Does this mean interest rates decline? If interest rates decline, you want a higher duration for assets so that does make sense.
Any thoughts would be highly appreciated.
Thanks!
 
flattening of the yield curve is either shorter term rates rising or longer term rates falling.
if shorter term rates rise - asset values fall - with a shorter duration.
if longer term rates fall - liability becomes bigger than the asset as well.
in either case the liab is increasing faster than the asset.
does this make sense?
 
Do we always assume that the yield curve is upward sloping and that is the norm?

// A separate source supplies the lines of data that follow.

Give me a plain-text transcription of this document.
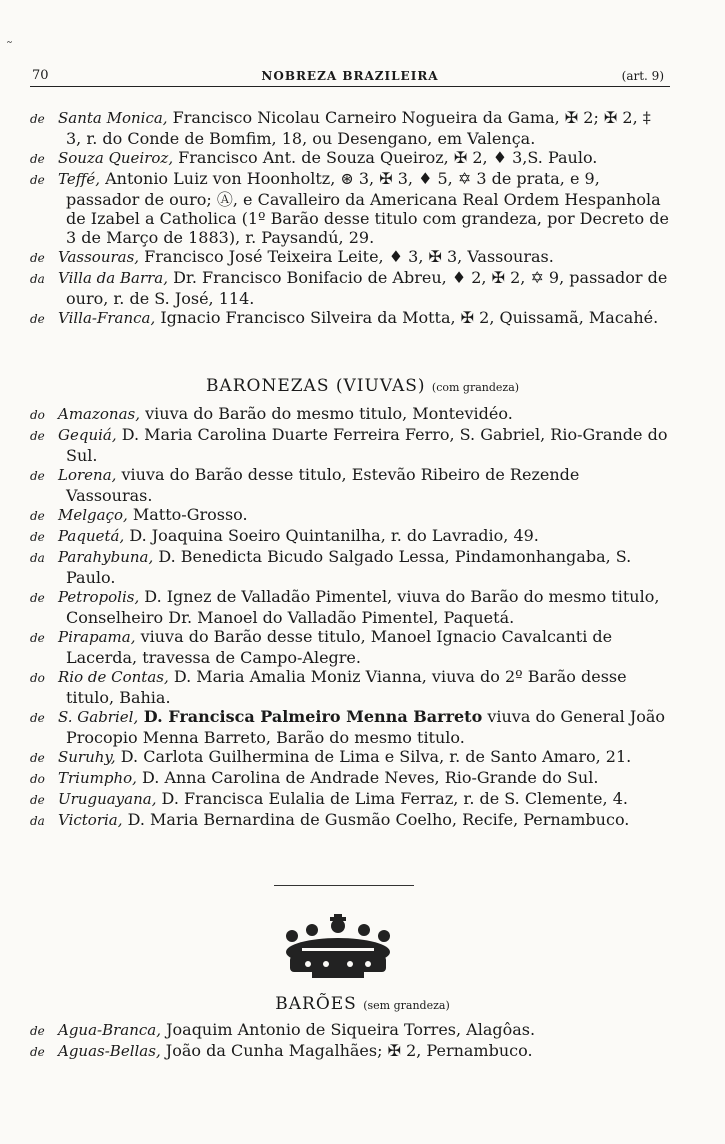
˜
70	NOBREZA BRAZILEIRA	(art. 9)

de Santa Monica, Francisco Nicolau Carneiro Nogueira da Gama, ✠ 2; ✠ 2, ‡ 3, r. do Conde de Bomfim, 18, ou Desengano, em Valença.

de Souza Queiroz, Francisco Ant. de Souza Queiroz, ✠ 2, ♦ 3,S. Paulo.

de Teffé, Antonio Luiz von Hoonholtz, ⊛ 3, ✠ 3, ♦ 5, ✡ 3 de prata, e 9, passador de ouro; Ⓐ, e Cavalleiro da Americana Real Ordem Hespanhola de Izabel a Catholica (1º Barão desse titulo com grandeza, por Decreto de 3 de Março de 1883), r. Paysandú, 29.

de Vassouras, Francisco José Teixeira Leite, ♦ 3, ✠ 3, Vassouras.

da Villa da Barra, Dr. Francisco Bonifacio de Abreu, ♦ 2, ✠ 2, ✡ 9, passador de ouro, r. de S. José, 114.

de Villa-Franca, Ignacio Francisco Silveira da Motta, ✠ 2, Quissamã, Macahé.

BARONEZAS (VIUVAS) (com grandeza)

do Amazonas, viuva do Barão do mesmo titulo, Montevidéo.

de Gequiá, D. Maria Carolina Duarte Ferreira Ferro, S. Gabriel, Rio-Grande do Sul.

de Lorena, viuva do Barão desse titulo, Estevão Ribeiro de Rezende Vassouras.

de Melgaço, Matto-Grosso.

de Paquetá, D. Joaquina Soeiro Quintanilha, r. do Lavradio, 49.

da Parahybuna, D. Benedicta Bicudo Salgado Lessa, Pindamonhangaba, S. Paulo.

de Petropolis, D. Ignez de Valladão Pimentel, viuva do Barão do mesmo titulo, Conselheiro Dr. Manoel do Valladão Pimentel, Paquetá.

de Pirapama, viuva do Barão desse titulo, Manoel Ignacio Cavalcanti de Lacerda, travessa de Campo-Alegre.

do Rio de Contas, D. Maria Amalia Moniz Vianna, viuva do 2º Barão desse titulo, Bahia.

de S. Gabriel, D. Francisca Palmeiro Menna Barreto viuva do General João Procopio Menna Barreto, Barão do mesmo titulo.

de Suruhy, D. Carlota Guilhermina de Lima e Silva, r. de Santo Amaro, 21.

do Triumpho, D. Anna Carolina de Andrade Neves, Rio-Grande do Sul.

de Uruguayana, D. Francisca Eulalia de Lima Ferraz, r. de S. Clemente, 4.

da Victoria, D. Maria Bernardina de Gusmão Coelho, Recife, Pernambuco.

BARÕES (sem grandeza)

de Agua-Branca, Joaquim Antonio de Siqueira Torres, Alagôas.

de Aguas-Bellas, João da Cunha Magalhães; ✠ 2, Pernambuco.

If the yield curve was inverted.. then a flattening would be ST rates going down, and long term rates going up……
 
BaseballRedhawks wrote:Do we always assume that the yield curve is upward sloping and that is the norm?
If the yield curve was inverted.. then a flattening would be ST rates going down, and long term rates going up……
That makes sense intuitively, which pretty much guarantees that that’s not how bond people see it.
To bond people, flattening means rotating clockwise (deasil), and steepening means rotating counterclockwise (anticlockwise, widdershins).
There you go.
 
In this question, is the “benchmark” duration a piece of useless information that intends to confuse you?
If the actual portfolio’s duration is 6.2, do we simply consider the plan’s asset’s duration being 6.2?